The Examiner respectfully disagrees. Applicant's arguments fail to comply with 37 CFR 1.111(b) because they amount to a general allegation that the claims define a patentable invention without specifically pointing out how the language of the claims patentably distinguishes them from the references.
Moreover, as walked through in the rejections set forth below, Le Roux, modified by Daczko, disclose the claimed controller configured to receive a tuple of values including a first value associated with a material property parameter of at least one of the plurality of materials of the flowable mixture, a second value associated with an environmental parameter of the flowable mixture, and a third value associated with a control parameter used by the controller to produce the flowable mixture, to generate the flowable mixture by inputting the tuple of values into an algorithm, the flowable mixture including the third value used as at least one of a plurality of control parameters configured to control operation of the mixing plant and a 3D printing system configured to receive the flowable mixture, and to generate the flowable mixture from the mixing plant, the mixing plant being operated according to the plurality of control parameters, and to provide the flowable mixture to the 3D printing system to form a structure in accordance with a machine-learning algorithm configured to evaluate the flowable mixture to generate data used to identify the flowable mixture as a trained mixture, wherein one or more environmental parameters as a subset of the control parameters include one or more of ambient temperature, humidity, and wind speed, wherein the controller is configured to facilitate deposition of the trained mixture as a function of at least the one or more environmental parameters, whereby the machine-learning algorithm is trained in real-time to provide the data used to identify the flowable mixture as a trained mixture of the cementitious material for deposition as a portion of a 3D structure printed using a construction printer having a moveable gantry coupled to a dispensing system.

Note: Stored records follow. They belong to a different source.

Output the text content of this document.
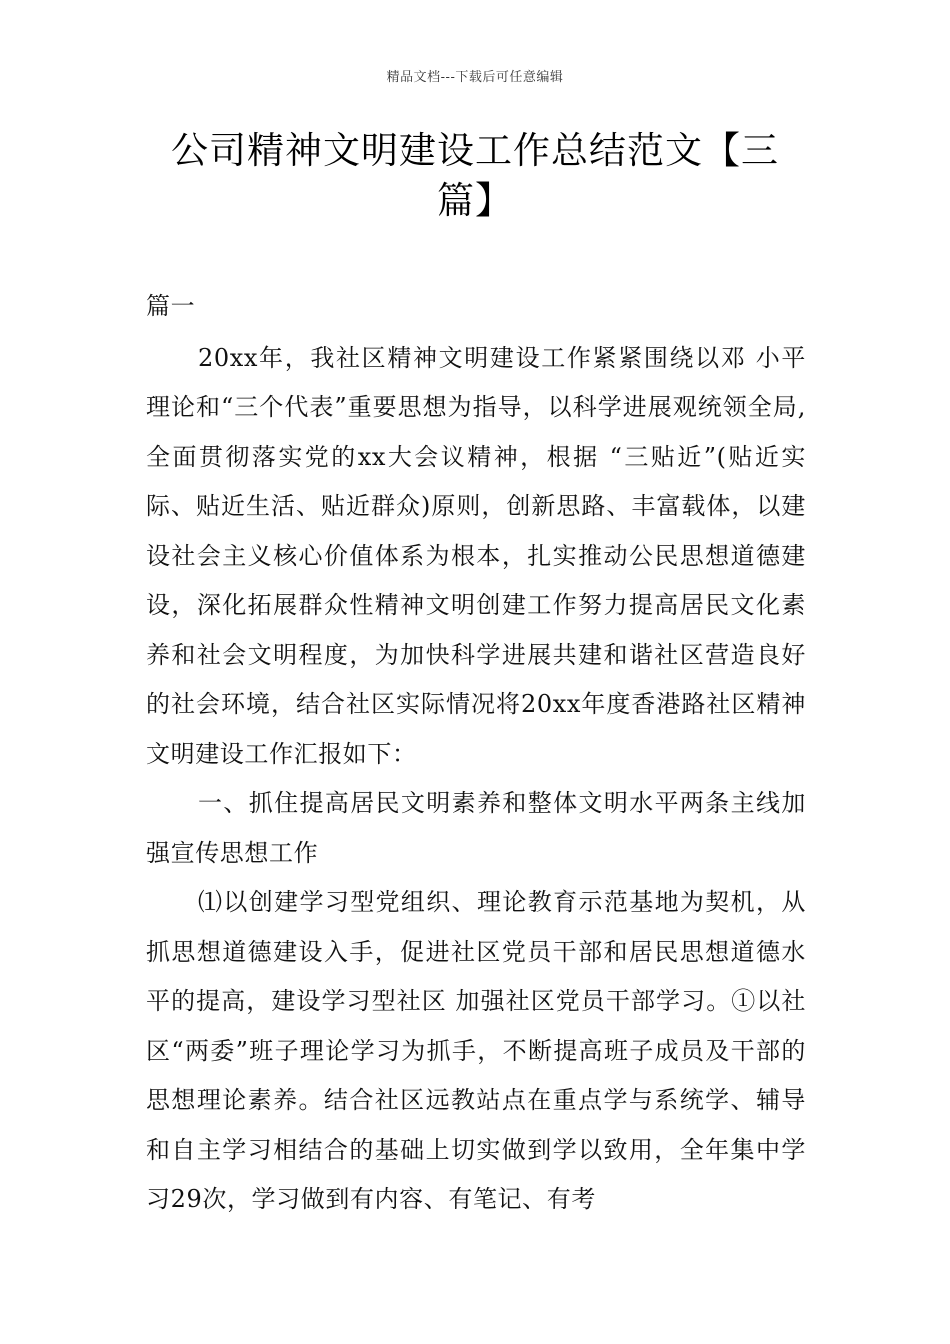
精品文档---下载后可任意编辑
公司精神文明建设工作总结范文【三篇】

篇一

20xx年，我社区精神文明建设工作紧紧围绕以邓 小平理论和“三个代表”重要思想为指导，以科学进展观统领全局,全面贯彻落实党的xx大会议精神，根据 “三贴近”(贴近实际、贴近生活、贴近群众)原则，创新思路、丰富载体，以建设社会主义核心价值体系为根本，扎实推动公民思想道德建设，深化拓展群众性精神文明创建工作努力提高居民文化素养和社会文明程度，为加快科学进展共建和谐社区营造良好的社会环境，结合社区实际情况将20xx年度香港路社区精神文明建设工作汇报如下：

一、抓住提高居民文明素养和整体文明水平两条主线加强宣传思想工作

⑴以创建学习型党组织、理论教育示范基地为契机，从抓思想道德建设入手，促进社区党员干部和居民思想道德水平的提高，建设学习型社区 加强社区党员干部学习。①以社区“两委”班子理论学习为抓手，不断提高班子成员及干部的思想理论素养。结合社区远教站点在重点学与系统学、辅导和自主学习相结合的基础上切实做到学以致用，全年集中学习29次，学习做到有内容、有笔记、有考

For at least the reasons set forth above, Applicant’s argument is not found persuasive and Le Roux and Daczko remain pertinent and applicable to the amended claims, as set forth in the rejections below.
Claim Rejections - 35 USC § 112
The following is a quotation of 35 U.S.C. 112(b):
(b) CONCLUSION.—The specification shall conclude with one or more claims particularly pointing out and distinctly claiming the subject matter which the inventor or a joint inventor regards as the invention.
The following is a quotation of 35 U.S.C. 112 (pre-AIA ), second paragraph:
The specification shall conclude with one or more claims particularly pointing out and distinctly claiming the subject matter which the applicant regards as his invention.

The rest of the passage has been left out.